Both meetings were designed to enlarge on the range of opportunities and services available to the private sector in the English Speaking Caribbean and the Dominican Republic, collectively known as Cariforum. According to Mr. Pratt, the Jamaica meeting, sponsored by the Caribbean Export Development Agency (CEDA) was able to assemble all the major donors and business support organizations in the region to first identify challenges we collectively face, including access to finance and skilled labor force, cost of energy and other factors that impede small and medium sized business development.
“Beyond the identification of the challenges, we were given the opportunity to gain insight into millions of Euros being made available for private sector development and how we might pursue some of these benefits for Grand Bahama in general and licensees of the Port Authority,” he added.
SME GRANTS – Local licensees will soon learn more about opportunities for available grants for small and medium sized enterprises thanks to GBPA’s recent participation in the 4th Cariforum Regional Meeting of Business Support Organizations, held in Kingston, Jamaica. (Pictured L to R): Charles Pratt, Commercial Manager-GBPA; Kirk Brown, Grants Administrator, Caribbean Export Development Agency (CEDA); Winston Rolle, President, Bahamas Chamber of Commerce and Employers Confederation; Robert Glass, German International Cooperation Agency; and local trade economist, Hank Ferguson.EPA assistance for The Bahamas has traditionally been in the form of support of infrastructural development (airports, roads and bridges). Now, as a result of the 10th EDF Regional Private Sector Development Programme implemented by CEDA in Jamaica, Euro 165 million and supplemental funds are being made available to Cariforum members to assist in building business development programmes and to assist in taxation system reform.
Mr. Pratt further revealed that GBPA representatives were able to engage in private engagements with many foreign participants and CEDA is looking forward to visiting Freeport. “As a result of our talks, members of the Grand Bahama business community can look forward to upcoming seminars on proper procedures for grant writing applications so as to be able to access funds available for the development of SMEs.”
EU Member States traditionally have their own definition of what constitutes an SME, but now the EU has started to standardize the concept. Its current definition categorizes companies with fewer than 10 employees as "micro", those with fewer than 50 employees as "small", and those with fewer than 250 as "medium”.
Trinidad’s seminar for the Caribbean Business Community made very deliberate efforts to outline opportunities for Caribbean business expansion into Europe and potential benefits of joint venturing with EU firms. Presenters continued with a broad overview of the main provisions of the EPA agreement, concrete benefits to be derived and potential opportunities.

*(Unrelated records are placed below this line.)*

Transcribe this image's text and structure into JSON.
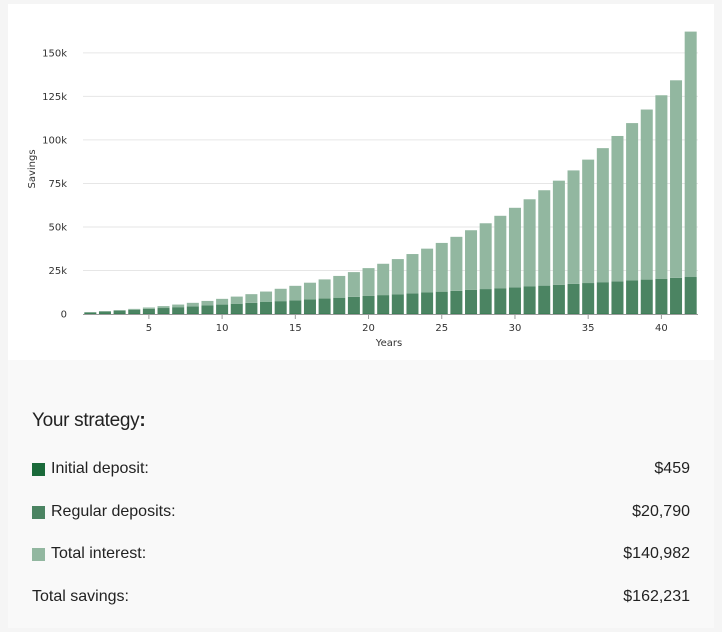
{
  "chart_data": {
    "type": "bar",
    "stacked": true,
    "xlabel": "Years",
    "ylabel": "Savings",
    "ylim": [
      0,
      162000
    ],
    "x_tick_labels": [
      "5",
      "10",
      "15",
      "20",
      "25",
      "30",
      "35",
      "40"
    ],
    "x_tick_values": [
      5,
      10,
      15,
      20,
      25,
      30,
      35,
      40
    ],
    "y_tick_labels": [
      "0",
      "25k",
      "50k",
      "75k",
      "100k",
      "125k",
      "150k"
    ],
    "y_tick_values": [
      0,
      25000,
      50000,
      75000,
      100000,
      125000,
      150000
    ],
    "categories": [
      1,
      2,
      3,
      4,
      5,
      6,
      7,
      8,
      9,
      10,
      11,
      12,
      13,
      14,
      15,
      16,
      17,
      18,
      19,
      20,
      21,
      22,
      23,
      24,
      25,
      26,
      27,
      28,
      29,
      30,
      31,
      32,
      33,
      34,
      35,
      36,
      37,
      38,
      39,
      40,
      41,
      42
    ],
    "series": [
      {
        "name": "Initial deposit",
        "color": "#1a6a3a",
        "values": [
          459,
          459,
          459,
          459,
          459,
          459,
          459,
          459,
          459,
          459,
          459,
          459,
          459,
          459,
          459,
          459,
          459,
          459,
          459,
          459,
          459,
          459,
          459,
          459,
          459,
          459,
          459,
          459,
          459,
          459,
          459,
          459,
          459,
          459,
          459,
          459,
          459,
          459,
          459,
          459,
          459,
          459
        ]
      },
      {
        "name": "Regular deposits",
        "color": "#4b8462",
        "values": [
          495,
          990,
          1485,
          1980,
          2475,
          2970,
          3465,
          3960,
          4455,
          4950,
          5445,
          5940,
          6435,
          6930,
          7425,
          7920,
          8415,
          8910,
          9405,
          9900,
          10395,
          10890,
          11385,
          11880,
          12375,
          12870,
          13365,
          13860,
          14355,
          14850,
          15345,
          15840,
          16335,
          16830,
          17325,
          17820,
          18315,
          18810,
          19305,
          19800,
          20295,
          20790
        ]
      },
      {
        "name": "Total interest",
        "color": "#92b7a0",
        "values": [
          50,
          150,
          300,
          500,
          800,
          1100,
          1500,
          2000,
          2600,
          3300,
          4100,
          5000,
          6000,
          7100,
          8300,
          9600,
          11000,
          12500,
          14200,
          16000,
          18000,
          20200,
          22600,
          25200,
          28000,
          31000,
          34300,
          37800,
          41600,
          45700,
          50100,
          54800,
          59800,
          65200,
          70900,
          77000,
          83500,
          90400,
          97700,
          105400,
          113500,
          140982
        ]
      }
    ]
  },
  "summary": {
    "heading": "Your strategy",
    "heading_colon": ":",
    "rows": [
      {
        "label": "Initial deposit:",
        "value": "$459",
        "color": "#1a6a3a"
      },
      {
        "label": "Regular deposits:",
        "value": "$20,790",
        "color": "#4b8462"
      },
      {
        "label": "Total interest:",
        "value": "$140,982",
        "color": "#92b7a0"
      }
    ],
    "total": {
      "label": "Total savings:",
      "value": "$162,231"
    }
  }
}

(Pictured L to R): Charles Pratt, Commercial Manager-GBPA; Kirk Brown, Grants Administrator, Caribbean Export Development Agency (CEDA); Winston Rolle, President, Bahamas Chamber of Commerce and Employers Confederation; Robert Glass, German International Cooperation Agency; and local trade economist, Hank Ferguson.
Summing up both visits as highly fruitful, President-Rolle was optimistic about future prospects for Grand Bahama. “This engagement by GBPA makes it clear that business is not being conducted as usual and every effort is being made to bring the maximum possible benefit to our stakeholders in these challenging times,” he stated.